8.16 Evaluation of unsupervised methods
Without labels, evaluation is harder than in supervised learning, but several principled approaches exist.
8.16.1 Internal indices for clustering
Indices that score a clustering using only the data and the partition.
- Silhouette coefficient (§8.3.4): mean over points of $(b(i)-a(i))/\max(a(i),b(i))$.
- Davies-Bouldin index: $DB = \frac{1}{K}\sum_k\max_{j\neq k}\frac{s_k+s_j}{d_{kj}}$, where $s_k$ is intra-cluster scatter and $d_{kj}$ is inter-centroid distance. Lower is better.
- Calinski-Harabasz (variance ratio) index: $CH = \frac{\mathrm{tr}(B_K)/(K-1)}{\mathrm{tr}(W_K)/(n-K)}$, where $B_K$ is between-cluster dispersion and $W_K$ is within-cluster dispersion. Higher is better.
Internal indices reward "ball-shaped" clusters; they will favour k-means-like solutions even on data where DBSCAN finds the true structure.
8.16.2 External indices
When some ground-truth labels exist on a held-out subset, use:
- Adjusted Rand index (ARI): chance-corrected agreement between two partitions.
- Normalised mutual information (NMI): $\mathrm{NMI}(U,V)=2I(U;V)/(H(U)+H(V))$.
- Adjusted mutual information (AMI): chance-corrected NMI.
- Homogeneity, completeness, V-measure.
These compare a learned partition to a reference partition without requiring matched labels.
8.16.3 Reconstruction error and held-out likelihood
For PCA, autoencoders, density estimators: reconstruction error or held-out log-likelihood on a test set. This is the unsupervised analogue of test loss.
8.16.4 Downstream-task evaluation
The most pragmatic evaluation: feed the learned representations or clusters into a downstream supervised task and measure performance there. If your PCA, autoencoder or LDA representation improves a classifier on a held-out test set, the unsupervised method is doing useful work; if not, it is not. This is the standard for self-supervised learning (next section).
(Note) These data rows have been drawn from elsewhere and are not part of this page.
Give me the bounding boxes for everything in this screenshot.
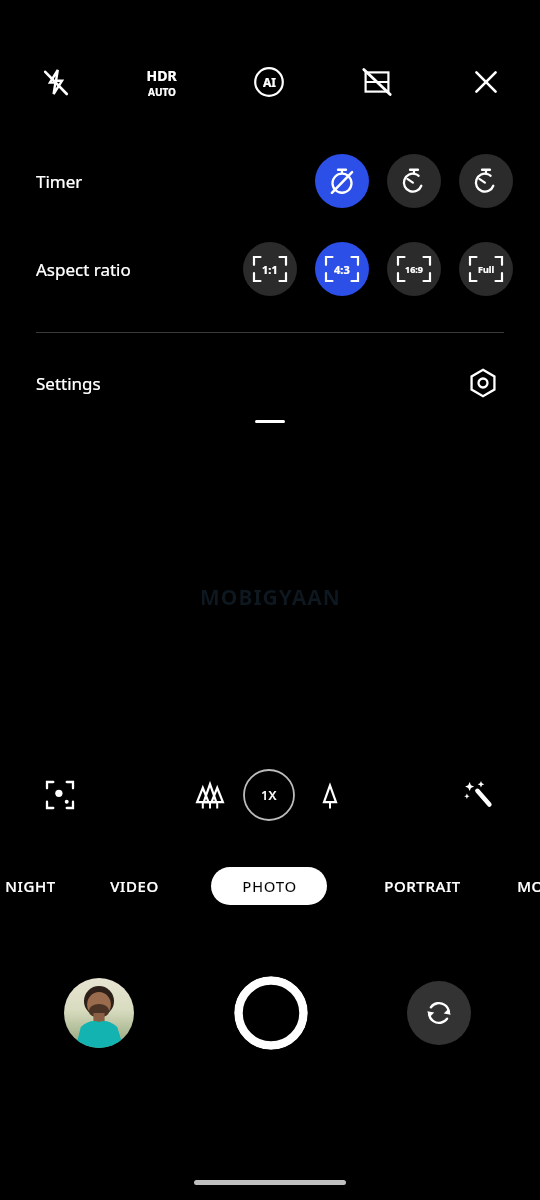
- button[interactable]: Ultra wide: [183, 768, 237, 822]
- staticText: 1X: [261, 786, 277, 804]
- staticText: MOBIGYAAN: [200, 583, 341, 612]
- button[interactable]: HDR auto: [121, 52, 201, 112]
- button[interactable]: Flash off: [29, 52, 83, 112]
- staticText: 16:9: [405, 263, 423, 275]
- button[interactable]: PORTRAIT: [364, 862, 480, 910]
- button[interactable]: Full: [459, 242, 513, 296]
- button[interactable]: 1:1: [243, 242, 297, 296]
- button[interactable]: AI scene detection: [239, 52, 299, 112]
- button[interactable]: 1X: [241, 768, 297, 822]
- button[interactable]: NIGHT: [0, 862, 78, 910]
- staticText: 1:1: [262, 262, 278, 277]
- button[interactable]: Filters: [451, 768, 505, 822]
- staticText: PHOTO: [242, 876, 297, 896]
- button[interactable]: Timer 3 seconds: [387, 154, 441, 208]
- button[interactable]: Timer off: [315, 154, 369, 208]
- staticText: MO: [517, 876, 540, 896]
- button[interactable]: MO: [482, 862, 540, 910]
- button[interactable]: Switch camera: [407, 981, 471, 1045]
- button[interactable]: Shutter: [234, 976, 308, 1050]
- button[interactable]: Close: [459, 52, 513, 112]
- staticText: Settings: [36, 372, 101, 395]
- button[interactable]: 64 megapixel off: [350, 52, 404, 112]
- button[interactable]: VIDEO: [86, 862, 182, 910]
- staticText: AI: [263, 74, 276, 90]
- button[interactable]: 4:3: [315, 242, 369, 296]
- staticText: PORTRAIT: [384, 876, 461, 896]
- staticText: AUTO: [148, 85, 176, 99]
- button[interactable]: Lens scan: [33, 768, 87, 822]
- button[interactable]: 16:9: [387, 242, 441, 296]
- staticText: 4:3: [334, 262, 350, 277]
- button[interactable]: Telephoto: [303, 768, 357, 822]
- staticText: HDR: [146, 66, 177, 85]
- button[interactable]: Timer 10 seconds: [459, 154, 513, 208]
- staticText: Aspect ratio: [36, 258, 131, 281]
- staticText: Timer: [36, 170, 83, 193]
- button[interactable]: Gallery: [64, 978, 134, 1048]
- staticText: VIDEO: [110, 876, 159, 896]
- staticText: NIGHT: [5, 876, 56, 896]
- button[interactable]: PHOTO: [211, 862, 327, 910]
- button[interactable]: Settings: [0, 356, 540, 410]
- staticText: Full: [478, 263, 495, 275]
8.16.5 Stability and reproducibility
Run the algorithm with different random seeds, subsamples and initialisations. A "real" structure should be reproducible; one that vanishes under bootstrap is suspect. The prediction strength (Tibshirani & Walther 2005) and the Jaccard index across bootstrap samples (Hennig 2007) formalise this.